In [1]:
import seaborn as sns
import metapack as mp
import pandas as pd
import numpy as np
import matplotlib.pyplot as plt
from IPython.display import display 
from publicdata.chis import *

%matplotlib inline
sns.set_context('notebook')
idx = pd.IndexSlice # Convenience redefinition.

In [2]:
#pkg = mp.jupyter.open_package()
pkg = mp.jupyter.open_source_package()
pkg


Out[2]:

CHIS California Health Interview Survey, Adults

healthpolicy.ucla.edu-chis-adult-1 Last Update: 2018-12-06T01:35:05

Documentation and Reference Links to CHIS files.

CHIS Data packages

Using these file requires accepting the terms and restrictions provided by the UCLA Center for Health Policy Research. These terms are available online, and reproduced here:

Restrictions on the Use of California Health Interview Survey Data Before you
download this file, you must first agree to these Restrictions on the Use of
CHIS Data by clicking the button below.

The California Health Interview Survey (CHIS) is bound by promises made to
respondents, by California law, and by University and government human subject
protection committees to assure that no personal information is released in a
form that identifies an individual without the consent of the person who
supplied the information. The California Information Practices Act (section
1798.24) provides that the data collected by CHIS may be released only for
statistical research and reporting purposes. Any intentional identification or
disclosure of personal information violates this law, and violates the privacy
rights of the people who provided data to CHIS. Unauthorized disclosure of
personal information is subject to civil action and penalties for invasion of
privacy under California Civil Code, Section 1798.53.

Documentation Links

Contacts

Resources

  • rasp_diabetes. Diabetes probabilities for age, race, sex, and poverty level ratio
  • rasp_diabetes_reduced. Like rasp_diabetes, but with two-level poverty and census age ranges

References


In [3]:
def recode(df):
    """ Recode to a simpler group of races.  For a lot of health outcomes, the major divisions are
    * White + Asian ( whasian )
    * Black + Latino Afrotino
    * Others
    """
    
    from pandas.api.types import CategoricalDtype
    
    df['race_recode'] = df.racedf_p1
    df.replace({'race_recode':{
        'NON-LATINO WHITE':'nhwhite',
        'NON-LATINO ASIAN':'asian',
        'NON-LATINO AMERICAN INDIAN/ALASKAN NATIVE': 'other',
        'NON-LATINO AFR. AMER.': 'black',
        'LATINO': 'hisp',
        'NON-LATINO, TWO+ RACES': 'other',
        'NON-LATINO OTHER, ONE RACE': 'other'
    }}, inplace=True)
    df.race_recode = df.race_recode.astype('category')
    

    df['minority'] = (df['race_recode'] != 'white_asian').astype(int)
    
    
    df['old'] = (df.srage_p1 < '45-49 YEARS').astype(CategoricalDtype(categories=[False, True],ordered=True))
    df.old.cat.rename_categories(['OLD','YOUNG'], inplace=True)
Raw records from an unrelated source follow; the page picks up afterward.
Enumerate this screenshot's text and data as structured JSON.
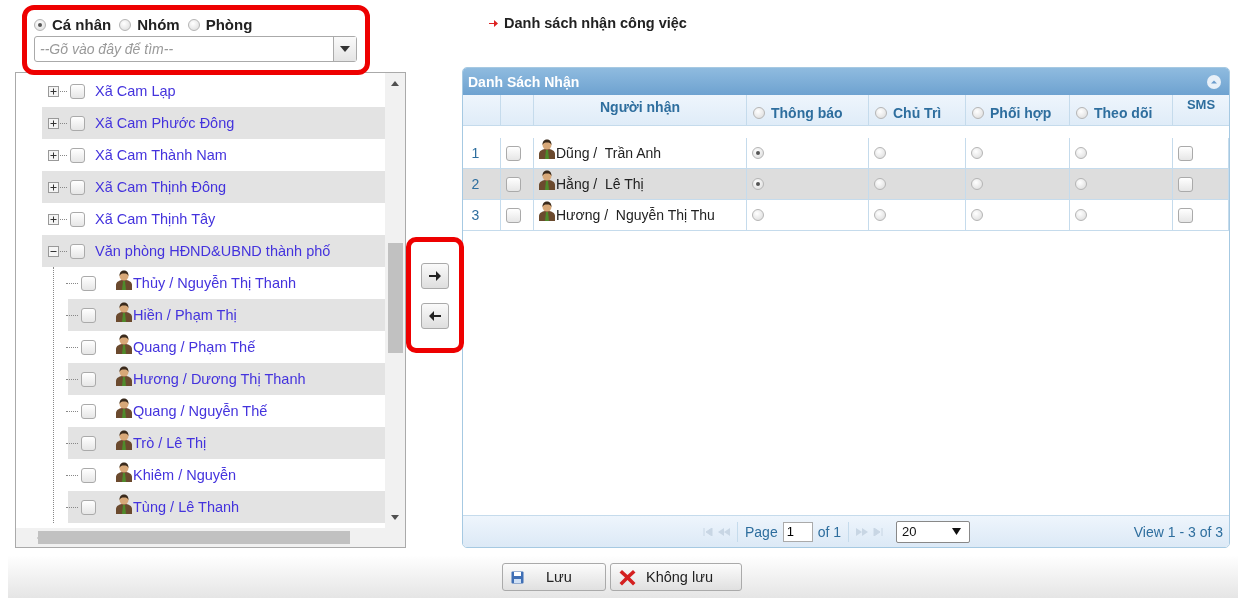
{
  "search_panel": {
    "options": [
      {
        "label": "Cá nhân",
        "selected": true
      },
      {
        "label": "Nhóm",
        "selected": false
      },
      {
        "label": "Phòng",
        "selected": false
      }
    ],
    "search": {
      "placeholder": "--Gõ vào đây để tìm--"
    }
  },
  "tree": [
    {
      "label": "Xã Cam Lạp",
      "expanded": false,
      "checked": false
    },
    {
      "label": "Xã Cam Phước Đông",
      "expanded": false,
      "checked": false
    },
    {
      "label": "Xã Cam Thành Nam",
      "expanded": false,
      "checked": false
    },
    {
      "label": "Xã Cam Thịnh Đông",
      "expanded": false,
      "checked": false
    },
    {
      "label": "Xã Cam Thịnh Tây",
      "expanded": false,
      "checked": false
    },
    {
      "label": "Văn phòng HĐND&UBND thành phố",
      "expanded": true,
      "checked": false,
      "children": [
        {
          "label": "Thủy / Nguyễn Thị Thanh",
          "checked": false
        },
        {
          "label": "Hiền / Phạm Thị",
          "checked": false
        },
        {
          "label": "Quang / Phạm Thế",
          "checked": false
        },
        {
          "label": "Hương / Dương Thị Thanh",
          "checked": false
        },
        {
          "label": "Quang / Nguyễn Thế",
          "checked": false
        },
        {
          "label": "Trò / Lê Thị",
          "checked": false
        },
        {
          "label": "Khiêm / Nguyễn",
          "checked": false
        },
        {
          "label": "Tùng / Lê Thanh",
          "checked": false
        }
      ]
    }
  ],
  "heading": "Danh sách nhận công việc",
  "grid": {
    "title": "Danh Sách Nhận",
    "columns": [
      {
        "label": "Người nhận",
        "kind": "name"
      },
      {
        "label": "Thông báo",
        "kind": "role",
        "selected": false
      },
      {
        "label": "Chủ Trì",
        "kind": "role",
        "selected": false
      },
      {
        "label": "Phối hợp",
        "kind": "role",
        "selected": false
      },
      {
        "label": "Theo dõi",
        "kind": "role",
        "selected": false
      },
      {
        "label": "SMS",
        "kind": "sms"
      }
    ],
    "rows": [
      {
        "index": "1",
        "checked": false,
        "name": "Dũng /  Trần Anh",
        "selected": false,
        "roles": [
          {
            "selected": true
          },
          {
            "selected": false
          },
          {
            "selected": false
          },
          {
            "selected": false
          }
        ],
        "sms": false
      },
      {
        "index": "2",
        "checked": false,
        "name": "Hằng /  Lê Thị",
        "selected": true,
        "roles": [
          {
            "selected": true
          },
          {
            "selected": false
          },
          {
            "selected": false
          },
          {
            "selected": false
          }
        ],
        "sms": false
      },
      {
        "index": "3",
        "checked": false,
        "name": "Hương /  Nguyễn Thị Thu",
        "selected": false,
        "roles": [
          {
            "selected": false
          },
          {
            "selected": false
          },
          {
            "selected": false
          },
          {
            "selected": false
          }
        ],
        "sms": false
      }
    ],
    "pager": {
      "page_label": "Page",
      "page": "1",
      "of": "of 1",
      "page_size": "20",
      "summary": "View 1 - 3 of 3"
    }
  },
  "buttons": [
    {
      "label": "Lưu",
      "kind": "save"
    },
    {
      "label": "Không lưu",
      "kind": "cancel"
    }
  ]
}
    df['poor'] = (df.povll.isin(('200-299% FPL', '300% FPL AND ABOVE')) )\
        .astype(CategoricalDtype(categories=[True, False],ordered=True))
    df.poor.cat.rename_categories(['NPOV','POV'], inplace=True)

    return df

In [4]:
df17 = pkg.reference('adult_2017').dataframe()
df16 = pkg.reference('adult_2016').dataframe()
df15 = pkg.reference('adult_2015').dataframe()
df14 = pkg.reference('adult_2014').dataframe()
df13 = pkg.reference('adult_2013').dataframe()

# Rename some categories. 2016 and 2015 have "ALASKA" where the others have "ALASKAN", which 
# causes the concat() operation to convert categories to strings
cats_17 = df17.racedf_p1.cat.categories
cat_map = dict(zip(df16.racedf_p1.cat.categories, df17.racedf_p1.cat.categories))

for e in [df13,df14,df15,df16,df17]:
    e.racedf_p1.cat.rename_categories(cat_map, inplace=True)
    
for df, year in zip([df13, df14, df15, df16, df17], range(2013, 2018)):
    df['year'] = year
    
    df = recode(df)

In [5]:
# Pool two years of data. These are the only two that have ak22_p1, 
#  "HH TOTAL ANN. INC BEFORE TAXES IN 2014/2015 (PUF 1 YR RECODE)"

df = pd.concat([
        select_columns(df17, ['diabetes', 'ak22_p1']),
        select_columns(df16, ['diabetes', 'ak22_p1'])]).reset_index()

n_years = 2

# Need to divide all of the weights by 2
weight_cols = [c for c in df.columns if 'raked' in c]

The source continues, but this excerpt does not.